パリ郊外の大学院に留学していた際、週明けの学校ではクラスメイト達からこう聞かれることが多かった。「お前は、どんな『文化的な外出』をこの週末にしたのか?」
週末も部屋にこもって課題に取り組まねば授業についていけなかった自分にとって、この上なく辛辣な質問であった。
『文化的な外出(sortie culturelle)』とは、まちなかに映画や演劇を観に行ったり、演奏会に出かけたり、といったことを指す。週末はおそとに出かけ、文化の評論を仲間と楽しむのが、パリ人の都市生活なのだ。

パリの文化行事のポスターは個性的だ

 屋外に出かけることが好まれるフランスでは、ポスターや看板などの屋外広告物がマーケットに占める割合は、広告業全体の中で12%と、他国と比べて高い (米は3.3%、英は5.7%)。また近年は、屋外広告の市場の成長率はテレビCMや新聞広告よりも高くなっている。

ラファイエットにはブリジット・バルドーが

公道に面した壁への広告パネル

屋外広告が多いフランスだが、当然ながら景観重視のフランスでは、屋外広告物の規制は厳しい。凱旋門からパリ市内を眺めてみると、建物の屋上に看板が一つも設置されていないことに驚く。

凱旋門より撮影

凱旋門より撮影

 パリの中でも歴史的建造物が集積するマレ地区は、規制が特に厳しく、建物にはその建物内でお店を営む者の看板しか設置できず、他社の広告掲出は禁止である。

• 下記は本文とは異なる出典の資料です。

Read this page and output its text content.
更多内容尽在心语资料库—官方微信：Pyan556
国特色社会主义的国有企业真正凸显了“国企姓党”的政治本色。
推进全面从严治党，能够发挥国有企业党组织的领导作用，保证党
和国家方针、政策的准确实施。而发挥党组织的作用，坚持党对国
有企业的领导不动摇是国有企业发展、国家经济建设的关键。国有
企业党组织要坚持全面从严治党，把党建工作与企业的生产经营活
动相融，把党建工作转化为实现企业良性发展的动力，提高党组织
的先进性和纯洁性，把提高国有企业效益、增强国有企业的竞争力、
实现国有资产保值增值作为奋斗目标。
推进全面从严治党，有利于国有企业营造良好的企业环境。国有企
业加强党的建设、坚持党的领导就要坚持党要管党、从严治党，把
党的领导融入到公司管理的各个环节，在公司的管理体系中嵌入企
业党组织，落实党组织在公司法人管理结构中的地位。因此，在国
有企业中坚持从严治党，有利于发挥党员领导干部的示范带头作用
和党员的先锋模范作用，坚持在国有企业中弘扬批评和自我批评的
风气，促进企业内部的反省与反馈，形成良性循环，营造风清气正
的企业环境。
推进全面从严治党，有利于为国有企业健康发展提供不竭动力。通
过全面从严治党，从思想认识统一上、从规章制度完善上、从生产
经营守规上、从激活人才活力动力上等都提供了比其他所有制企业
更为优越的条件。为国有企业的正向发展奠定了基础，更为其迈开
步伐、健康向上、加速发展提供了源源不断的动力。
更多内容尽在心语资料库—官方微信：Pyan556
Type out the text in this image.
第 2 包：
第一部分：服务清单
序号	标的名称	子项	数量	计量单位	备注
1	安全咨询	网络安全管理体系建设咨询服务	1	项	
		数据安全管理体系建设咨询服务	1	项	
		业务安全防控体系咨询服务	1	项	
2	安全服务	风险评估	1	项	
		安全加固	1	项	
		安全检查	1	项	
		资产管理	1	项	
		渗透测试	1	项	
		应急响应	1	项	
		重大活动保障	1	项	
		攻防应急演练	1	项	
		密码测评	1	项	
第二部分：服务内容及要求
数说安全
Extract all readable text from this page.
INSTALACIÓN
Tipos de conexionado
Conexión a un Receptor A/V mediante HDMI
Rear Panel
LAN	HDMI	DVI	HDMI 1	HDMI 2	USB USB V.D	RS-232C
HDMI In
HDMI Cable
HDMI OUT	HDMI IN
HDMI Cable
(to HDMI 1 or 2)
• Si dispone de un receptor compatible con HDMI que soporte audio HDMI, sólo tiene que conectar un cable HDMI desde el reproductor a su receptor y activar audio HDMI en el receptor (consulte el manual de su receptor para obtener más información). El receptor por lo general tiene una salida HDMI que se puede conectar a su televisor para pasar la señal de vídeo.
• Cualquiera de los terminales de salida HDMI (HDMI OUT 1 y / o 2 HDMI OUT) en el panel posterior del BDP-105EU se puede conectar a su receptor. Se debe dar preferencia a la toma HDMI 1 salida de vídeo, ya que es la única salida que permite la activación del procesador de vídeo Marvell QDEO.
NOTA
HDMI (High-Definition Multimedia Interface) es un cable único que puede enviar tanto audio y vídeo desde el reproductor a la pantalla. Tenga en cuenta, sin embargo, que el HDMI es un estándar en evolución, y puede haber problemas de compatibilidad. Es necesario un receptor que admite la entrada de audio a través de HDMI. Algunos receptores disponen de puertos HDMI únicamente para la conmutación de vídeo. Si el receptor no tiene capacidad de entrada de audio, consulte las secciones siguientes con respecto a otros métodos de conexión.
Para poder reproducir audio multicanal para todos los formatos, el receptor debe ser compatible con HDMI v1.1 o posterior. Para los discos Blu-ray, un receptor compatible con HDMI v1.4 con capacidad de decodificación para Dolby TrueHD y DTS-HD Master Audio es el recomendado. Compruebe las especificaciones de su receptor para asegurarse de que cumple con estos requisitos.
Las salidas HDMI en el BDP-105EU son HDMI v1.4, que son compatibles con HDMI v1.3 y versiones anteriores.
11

マレ地区では看板のデザインも落ち着いたものでなければならない

 ところで、パリでは、2007年からヴェリブ(Vélib’)と呼ばれる都市型共用サイクルシステムが運用されている。現在(2012年12月)で、2万台の自転車が1,800のステーションに設置されており、とても利用しやすく、評判も良い。

自転車のメンテナンス状態も良い

パリでは自転車ブームが持続している

 このようなシステム導入はお金がかかりそうであるが、パリ市は運用コストも含めてほとんど支出していない。錬金術の鍵となるのが、先の屋外広告物規制である。
このサイクルシステムは、市から公道への屋外広告パネル設置の規制緩和を独占的に受けた広告会社が運営している。規制が厳しいパリで広告パネルを設置できるメリットは、広告会社にとってサイクルシステムの運営コストを上回るのである。

規制緩和による広告パネルの設置

 このようなタイプの規制緩和はこれに限らない。国が文化財を修復する際には、工事現場を隠すための広告パネル設置を特例として認め、広告会社からお金を取ることで修復費用の一部を賄っている。文化財に限らず、広告会社は工事予定の現場を探り、現場を覆う囲いの無料設置を施主に提案しながらパネルも設置させてもらっている。工事期間に限っては普段パネルを設置できない場所にもパリ市は特例的に設置を認めている。確かに工事現場がむき出しでは景観が阻害されるので良いアイディアかもしれない。

工事現場は屋外広告パネルが設置される

現在改修中のフォーラム・デ・アール

 しかし、屋外広告掲出の行き過ぎを良しとしない考えもある。環境保護団体の中には、屋外広告物の過剰を公害と捉え、違法広告物への裁判活動を専門とする会もある。巨大広告物に対しては、街頭に黒い幕を持参した会員が集まり、覆いをすることで抗議の意思を示すデモ活動も行われる。商業主義が公共空間を覆っていくことへの抵抗がここにある。

工事現場を隠すパネル設置への抗議活動

学校前へのパネル設置への抗議

写真提供:Résistance à l’agression publicitaire

 どのような屋外空間が望ましいのか、ということが市民の共通の関心事であり、議論も活発に行われている所が都市としてのパリの魅力を高めているのかもしれない。